Let $h(x)=f(x)g(x)$, and let the $\Delta$ be the forward difference operator on functions be $$\Delta f := \frac{f_{j+1}-f_j}{\Delta x}$$ where $f_j = f(j\Delta x)$
Now I can derive the product rule for finite differences in terms of $\Delta f$ and $\Delta g$ easily
$$\Delta h = \frac{h_{j+1}-h_j}{\Delta x} = \frac{f_{j+1}g_{j+1}-f_jg_j}{\Delta x} = \frac{f_{j+1}g_{j+1}\color{red}{-f_jg_{j+1} }{\color{blue}{+f_jg_{j+1}}}-f_jg_j}{\Delta x}=g_{j+1}\Delta f+f_j\Delta g$$
However, you can see in the first term that $g$ is shifted forward by $1$ step.
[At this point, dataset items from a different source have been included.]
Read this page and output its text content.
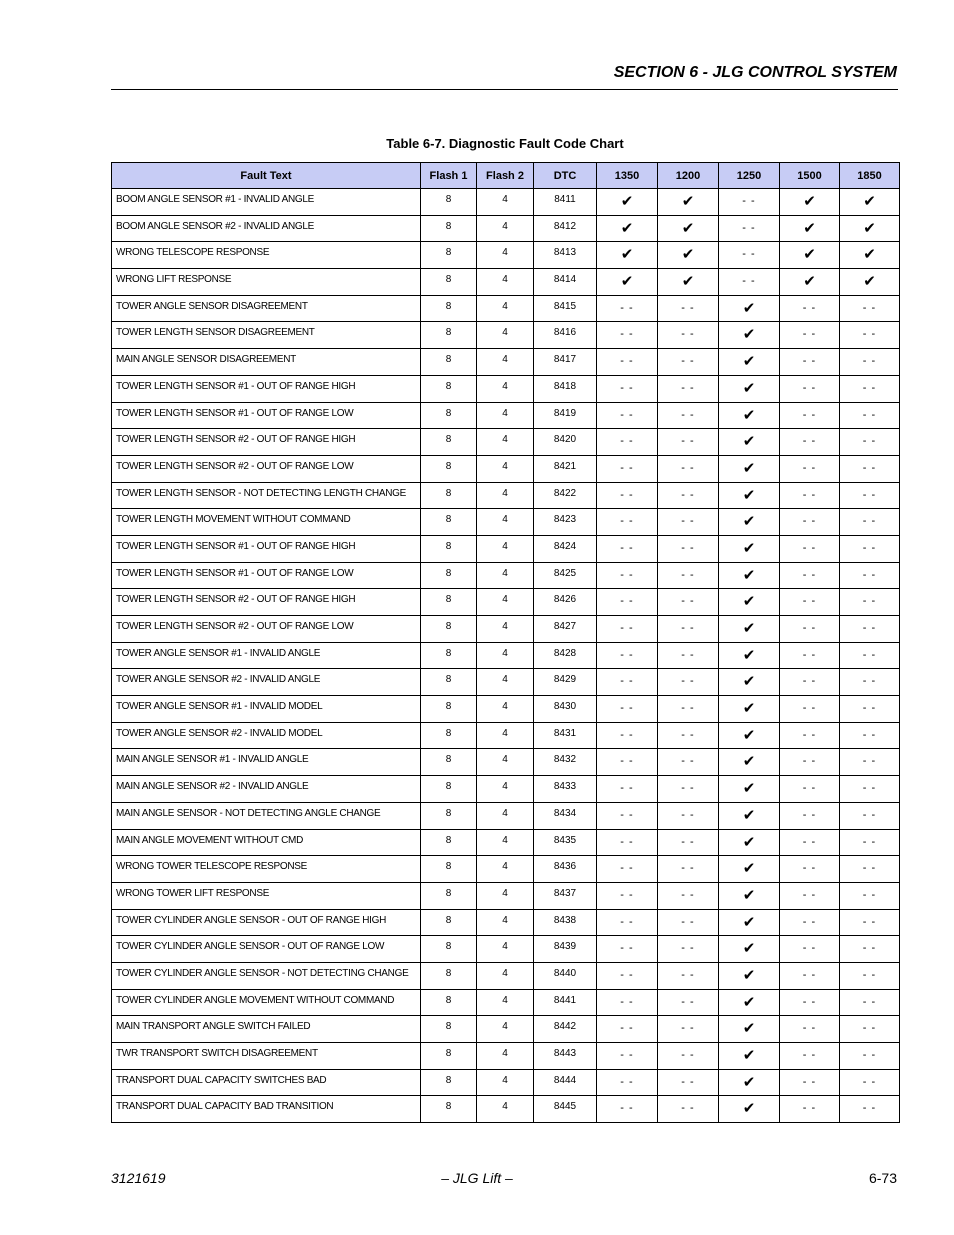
SECTION 6 - JLG CONTROL SYSTEM
Table 6-7. Diagnostic Fault Code Chart
Fault Text	Flash 1	Flash 2	DTC	1350	1200	1250	1500	1850
BOOM ANGLE SENSOR #1 - INVALID ANGLE	8	4	8411	✔	✔	- -	✔	✔
BOOM ANGLE SENSOR #2 - INVALID ANGLE	8	4	8412	✔	✔	- -	✔	✔
WRONG TELESCOPE RESPONSE	8	4	8413	✔	✔	- -	✔	✔
WRONG LIFT RESPONSE	8	4	8414	✔	✔	- -	✔	✔
TOWER ANGLE SENSOR DISAGREEMENT	8	4	8415	- -	- -	✔	- -	- -
TOWER LENGTH SENSOR DISAGREEMENT	8	4	8416	- -	- -	✔	- -	- -
MAIN ANGLE SENSOR DISAGREEMENT	8	4	8417	- -	- -	✔	- -	- -
TOWER LENGTH SENSOR #1 - OUT OF RANGE HIGH	8	4	8418	- -	- -	✔	- -	- -
TOWER LENGTH SENSOR #1 - OUT OF RANGE LOW	8	4	8419	- -	- -	✔	- -	- -
TOWER LENGTH SENSOR #2 - OUT OF RANGE HIGH	8	4	8420	- -	- -	✔	- -	- -
TOWER LENGTH SENSOR #2 - OUT OF RANGE LOW	8	4	8421	- -	- -	✔	- -	- -
TOWER LENGTH SENSOR - NOT DETECTING LENGTH CHANGE	8	4	8422	- -	- -	✔	- -	- -
TOWER LENGTH MOVEMENT WITHOUT COMMAND	8	4	8423	- -	- -	✔	- -	- -
TOWER LENGTH SENSOR #1 - OUT OF RANGE HIGH	8	4	8424	- -	- -	✔	- -	- -
TOWER LENGTH SENSOR #1 - OUT OF RANGE LOW	8	4	8425	- -	- -	✔	- -	- -
TOWER LENGTH SENSOR #2 - OUT OF RANGE HIGH	8	4	8426	- -	- -	✔	- -	- -
TOWER LENGTH SENSOR #2 - OUT OF RANGE LOW	8	4	8427	- -	- -	✔	- -	- -
TOWER ANGLE SENSOR #1 - INVALID ANGLE	8	4	8428	- -	- -	✔	- -	- -
TOWER ANGLE SENSOR #2 - INVALID ANGLE	8	4	8429	- -	- -	✔	- -	- -
TOWER ANGLE SENSOR #1 - INVALID MODEL	8	4	8430	- -	- -	✔	- -	- -
TOWER ANGLE SENSOR #2 - INVALID MODEL	8	4	8431	- -	- -	✔	- -	- -
MAIN ANGLE SENSOR #1 - INVALID ANGLE	8	4	8432	- -	- -	✔	- -	- -
MAIN ANGLE SENSOR #2 - INVALID ANGLE	8	4	8433	- -	- -	✔	- -	- -
MAIN ANGLE SENSOR - NOT DETECTING ANGLE CHANGE	8	4	8434	- -	- -	✔	- -	- -
MAIN ANGLE MOVEMENT WITHOUT CMD	8	4	8435	- -	- -	✔	- -	- -
WRONG TOWER TELESCOPE RESPONSE	8	4	8436	- -	- -	✔	- -	- -
WRONG TOWER LIFT RESPONSE	8	4	8437	- -	- -	✔	- -	- -
TOWER CYLINDER ANGLE SENSOR - OUT OF RANGE HIGH	8	4	8438	- -	- -	✔	- -	- -
TOWER CYLINDER ANGLE SENSOR - OUT OF RANGE LOW	8	4	8439	- -	- -	✔	- -	- -
TOWER CYLINDER ANGLE SENSOR - NOT DETECTING CHANGE	8	4	8440	- -	- -	✔	- -	- -
TOWER CYLINDER ANGLE MOVEMENT WITHOUT COMMAND	8	4	8441	- -	- -	✔	- -	- -
MAIN TRANSPORT ANGLE SWITCH FAILED	8	4	8442	- -	- -	✔	- -	- -
TWR TRANSPORT SWITCH DISAGREEMENT	8	4	8443	- -	- -	✔	- -	- -
TRANSPORT DUAL CAPACITY SWITCHES BAD	8	4	8444	- -	- -	✔	- -	- -
TRANSPORT DUAL CAPACITY BAD TRANSITION	8	4	8445	- -	- -	✔	- -	- -
3121619	– JLG Lift –	6-73
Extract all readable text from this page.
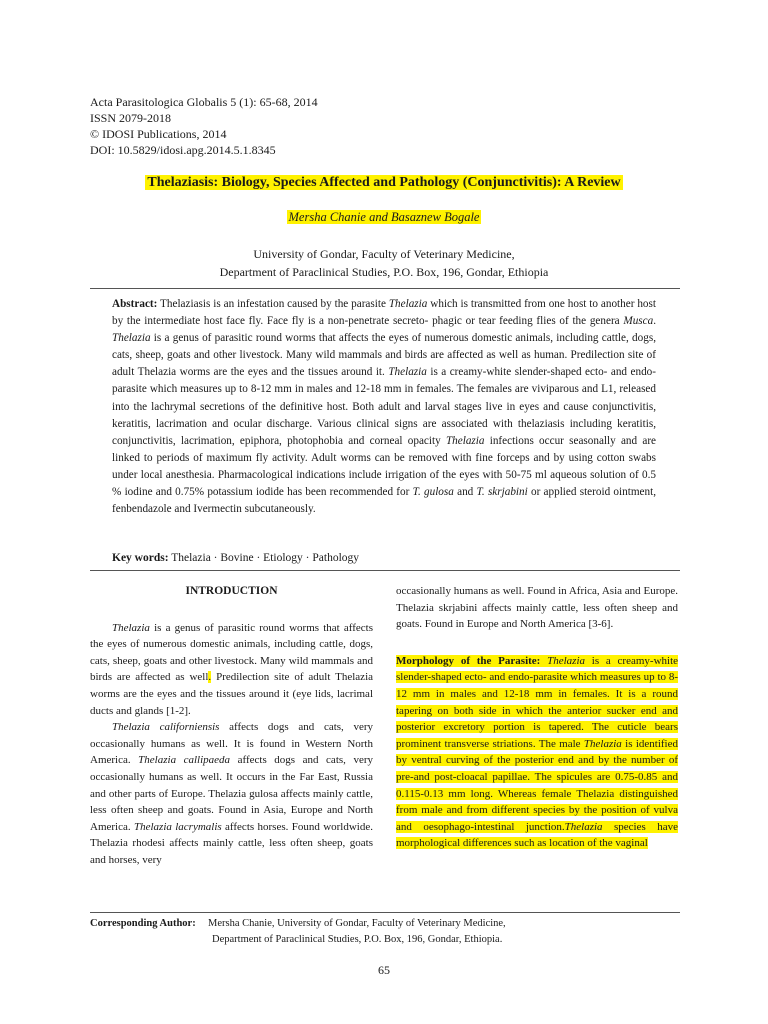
Acta Parasitologica Globalis 5 (1): 65-68, 2014
ISSN 2079-2018
© IDOSI Publications, 2014
DOI: 10.5829/idosi.apg.2014.5.1.8345
Thelaziasis: Biology, Species Affected and Pathology (Conjunctivitis): A Review
Mersha Chanie and Basaznew Bogale
University of Gondar, Faculty of Veterinary Medicine,
Department of Paraclinical Studies, P.O. Box, 196, Gondar, Ethiopia

Abstract: Thelaziasis is an infestation caused by the parasite Thelazia which is transmitted from one host to another host by the intermediate host face fly. Face fly is a non-penetrate secreto- phagic or tear feeding flies of the genera Musca. Thelazia is a genus of parasitic round worms that affects the eyes of numerous domestic animals, including cattle, dogs, cats, sheep, goats and other livestock. Many wild mammals and birds are affected as well as human. Predilection site of adult Thelazia worms are the eyes and the tissues around it. Thelazia is a creamy-white slender-shaped ecto- and endo-parasite which measures up to 8-12 mm in males and 12-18 mm in females. The females are viviparous and L1, released into the lachrymal secretions of the definitive host. Both adult and larval stages live in eyes and cause conjunctivitis, keratitis, lacrimation and ocular discharge. Various clinical signs are associated with thelaziasis including keratitis, conjunctivitis, lacrimation, epiphora, photophobia and corneal opacity Thelazia infections occur seasonally and are linked to periods of maximum fly activity. Adult worms can be removed with fine forceps and by using cotton swabs under local anesthesia. Pharmacological indications include irrigation of the eyes with 50-75 ml aqueous solution of 0.5 % iodine and 0.75% potassium iodide has been recommended for T. gulosa and T. skrjabini or applied steroid ointment, fenbendazole and Ivermectin subcutaneously.

Key words: Thelazia · Bovine · Etiology · Pathology

INTRODUCTION

Thelazia is a genus of parasitic round worms that affects the eyes of numerous domestic animals, including cattle, dogs, cats, sheep, goats and other livestock. Many wild mammals and birds are affected as well. Predilection site of adult Thelazia worms are the eyes and the tissues around it (eye lids, lacrimal ducts and glands [1-2].

Thelazia californiensis affects dogs and cats, very occasionally humans as well. It is found in Western North America. Thelazia callipaeda affects dogs and cats, very occasionally humans as well. It occurs in the Far East, Russia and other parts of Europe. Thelazia gulosa affects mainly cattle, less often sheep and goats. Found in Asia, Europe and North America. Thelazia lacrymalis affects horses. Found worldwide. Thelazia rhodesi affects mainly cattle, less often sheep, goats and horses, very

occasionally humans as well. Found in Africa, Asia and Europe. Thelazia skrjabini affects mainly cattle, less often sheep and goats. Found in Europe and North America [3-6].

Morphology of the Parasite: Thelazia is a creamy-white slender-shaped ecto- and endo-parasite which measures up to 8-12 mm in males and 12-18 mm in females. It is a round tapering on both side in which the anterior sucker end and posterior excretory portion is tapered. The cuticle bears prominent transverse striations. The male Thelazia is identified by ventral curving of the posterior end and by the number of pre-and post-cloacal papillae. The spicules are 0.75-0.85 and 0.115-0.13 mm long. Whereas female Thelazia distinguished from male and from different species by the position of vulva and oesophago-intestinal junction.Thelazia species have morphological differences such as location of the vaginal

Corresponding Author: Mersha Chanie, University of Gondar, Faculty of Veterinary Medicine,
Department of Paraclinical Studies, P.O. Box, 196, Gondar, Ethiopia.
65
But on Wikipedia for the finite differences the rule is express with a second order term:
$$\Delta(fg) = f\Delta g + g \Delta f + \Delta f \Delta g$$
I have tried converting my expression to this with all sorts of algebra, and I even tried using the wiki's formula to go backwards to my equation, but nothing has worked. It's clear there must be some clever trick to convert the shift operator in terms of $f,\Delta f,\Delta g$ but I can't see how.
Any ideas?
You have $g_{j+1}\Delta f=(g_{j+1}-g_j)\Delta f+g_j\Delta f$, so this is the same as $g_j\Delta f+\Delta x\Delta g\Delta f$.